Será indispensável regar regularmente as vinhas do Douro, sobretudo as do Cima Corgo e do Douro Superior, ainda na primeira metade deste século. Tal como outras na Beira Interior, Beira Trasmontana, Planalto Mirandês, Arribas do Douro, Terra Quente Trasmontana. E não só as vinhas: os pomares, os amendoais, os olivais, até os soutos de castanheiros.
Não nos referimos à rega para aumento de produtividade das culturas e/ou regulação de stress hídrico, essa já é feita em muitos casos e com equipamentos modernos de uso eficiente da água: referimo-nos a rega para sobrevivência das plantas, para evitar a degradação do solo e a desertificação.
Para se poder utilizar água será preciso havê-la e não será só da que cair do céu nos momentos oportunos. É que as ocorrências de secas prolongadas e de anos sucessivos de fraca pluviosidade serão cada vez mais frequentes e forçoso será dela dispor a partir de albufeiras e de redes de rega que a levem aos sistemas secundários das explorações.
José Pedro Salema no seu artigo chamou bem a atenção para uma série de aspectos positivos e de necessidades do regadio em Portugal e o momento é oportuno pela discussão pública do documento REGADIO 2030 Levantamento do Potencial de Desenvolvimento do Regadio de Iniciativa Pública no Horizonte de uma Década. Se a procura de alimentos cada vez consegue mais produção em menos espaço graças à água, é possível também à agricultura produzir mais com menos água.

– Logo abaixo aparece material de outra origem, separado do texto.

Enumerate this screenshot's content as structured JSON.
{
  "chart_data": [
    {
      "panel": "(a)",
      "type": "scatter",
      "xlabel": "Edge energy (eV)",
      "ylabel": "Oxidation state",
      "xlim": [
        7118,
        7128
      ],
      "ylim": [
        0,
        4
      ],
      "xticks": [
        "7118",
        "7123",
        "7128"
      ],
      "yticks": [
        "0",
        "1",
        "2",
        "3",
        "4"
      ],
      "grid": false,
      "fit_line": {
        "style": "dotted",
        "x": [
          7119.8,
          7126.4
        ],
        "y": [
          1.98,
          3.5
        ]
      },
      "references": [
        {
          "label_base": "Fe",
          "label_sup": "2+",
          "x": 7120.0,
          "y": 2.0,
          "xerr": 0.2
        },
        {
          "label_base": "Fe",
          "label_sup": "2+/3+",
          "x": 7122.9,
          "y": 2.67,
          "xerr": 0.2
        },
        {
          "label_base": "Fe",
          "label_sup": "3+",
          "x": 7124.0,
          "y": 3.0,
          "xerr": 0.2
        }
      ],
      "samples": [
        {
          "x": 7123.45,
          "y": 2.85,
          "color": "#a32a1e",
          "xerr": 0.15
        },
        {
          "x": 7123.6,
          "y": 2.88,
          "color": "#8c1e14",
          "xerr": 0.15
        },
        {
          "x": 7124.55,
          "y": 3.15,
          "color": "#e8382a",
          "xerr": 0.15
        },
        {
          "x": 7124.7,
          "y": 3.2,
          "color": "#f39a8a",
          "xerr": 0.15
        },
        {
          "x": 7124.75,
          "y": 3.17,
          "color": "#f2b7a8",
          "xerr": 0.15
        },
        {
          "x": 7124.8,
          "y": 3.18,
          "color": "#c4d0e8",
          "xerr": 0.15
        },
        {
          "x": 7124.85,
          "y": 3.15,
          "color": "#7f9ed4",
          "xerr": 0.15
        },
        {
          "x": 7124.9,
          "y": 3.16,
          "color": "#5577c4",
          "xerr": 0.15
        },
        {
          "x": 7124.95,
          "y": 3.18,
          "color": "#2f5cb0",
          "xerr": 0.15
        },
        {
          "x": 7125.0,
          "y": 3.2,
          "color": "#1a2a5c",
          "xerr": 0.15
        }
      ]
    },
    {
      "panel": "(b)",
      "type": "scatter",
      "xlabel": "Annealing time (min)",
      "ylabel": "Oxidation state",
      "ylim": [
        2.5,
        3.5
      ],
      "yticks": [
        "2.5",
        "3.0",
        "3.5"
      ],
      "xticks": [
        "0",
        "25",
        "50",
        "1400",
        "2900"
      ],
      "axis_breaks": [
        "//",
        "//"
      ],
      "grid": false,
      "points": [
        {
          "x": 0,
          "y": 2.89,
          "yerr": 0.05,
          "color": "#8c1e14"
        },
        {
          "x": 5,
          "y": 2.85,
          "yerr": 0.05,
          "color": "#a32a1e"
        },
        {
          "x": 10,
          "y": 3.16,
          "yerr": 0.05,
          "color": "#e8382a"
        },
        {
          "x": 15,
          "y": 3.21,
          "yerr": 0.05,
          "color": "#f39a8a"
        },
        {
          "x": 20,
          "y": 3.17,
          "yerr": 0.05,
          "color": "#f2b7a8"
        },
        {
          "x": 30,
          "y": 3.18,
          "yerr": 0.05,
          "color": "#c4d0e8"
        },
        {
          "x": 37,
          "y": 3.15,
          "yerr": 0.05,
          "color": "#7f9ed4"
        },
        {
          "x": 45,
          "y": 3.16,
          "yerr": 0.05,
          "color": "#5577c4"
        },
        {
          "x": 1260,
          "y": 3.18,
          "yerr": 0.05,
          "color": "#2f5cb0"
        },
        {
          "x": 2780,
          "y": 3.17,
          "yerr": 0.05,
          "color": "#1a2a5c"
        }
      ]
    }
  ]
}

Contudo, nós hoje estamos numa situação de emergência de ter água que permita o futuro no médio e já no curto prazo. Se virmos um mapa de Índice de Aridez de Portugal, inferimos de imediato que o Interior Norte, o Interior Centro e o Sul precisam de água. Se neste último o Alqueva e sistemas complementares resolveram a questão, no Cima Corgo e no Douro Superior, no Planalto Mirandês, nas Arribas do Douro, na Terra Quente Trasmontana (as bacias de Mirandela e Valpaços, noroeste de Macedo de Cavaleiros, Vila Flor), na Beira Trasmontana, ainda neste século veremos um deserto, com um oásis aqui e ali, se não lhes for garantida água.
A visão estratégica da solução para este problema deve pensar no país como um todo, e para lá dele. A articulação necessária entre a DGADR e a APA, a previsão de trasvazes para os quais será necessário usar as existentes e prever novas albufeiras em barragens a ser construídas a Norte, Noroeste e Centro de Portugal, que são zonas húmidas, para poderem ser enviadas massas de água para o interior e para o Sul. O Norte Interior, em complemento e articulado em rede com os pequenos regadios das albufeiras já existentes ou previstas, precisa de uma ou duas grandes barragens algures junto à fronteira entre Chaves-Vinhais, “um Alqueva do Norte”, na bacia do rio Rabaçal, que permitam armazenar nos Invernos copiosos e suprir a agricultura e populações dos vales do Tuela e Rabaçal e do peneplanalto trasmontano, integradas num sistema nacional de gestão e utilização de água.
A água doce é escassa e há que rever algumas políticas da sua gestão: as concessões exclusivamente hidroeléctricas, mais do que discutíveis; incompreensível, no Vale do Sabor a enorme barragem não poder ter uma conduta de ligação às albufeiras da Vilariça; a do Tua terá que servir o Douro. Tudo isto e muito mais não pode ser tabu.
No âmbito da Convenção de Albufeira com Espanha, não seria melhor uma gestão Ibérica dos recursos hídricos e uma mesma estratégia para combate à desertificação geográfica? É uma discussão a fazer-se e com actualidade. O plano do Tejo, a necessidade de trasvazes de acordo com as necessidades específicas de regiões e culturas, as particularidades das produções agrícolas do futuro, imporão condições com que nos temos de preocupar de mente aberta. Os governos de Portugal e Espanha deveriam olhar para o assunto água como um todo, não permitindo que este recurso escasso e de tamanha importância se turve ou venha a faltar onde será preciso. Os gabinetes de Lisboa, de Madrid e das Regiões Autónomas na Península, deveriam decidi-lo sem cedência a lóbis.
Há as populações no campo que da água dependemos, a ecologia que dela carece e de que o homem faz parte, a agricultura que a usa para produzir o que comemos, a nossa paisagem que, sem ela, será deserto, o nosso futuro que, sem água, não irá acontecer.
Consultor e escritor, ex Director Regional de Agricultura e Pescas do Norte, 2011-2018; ex Vice-Presidente do IVV, 2019-2021.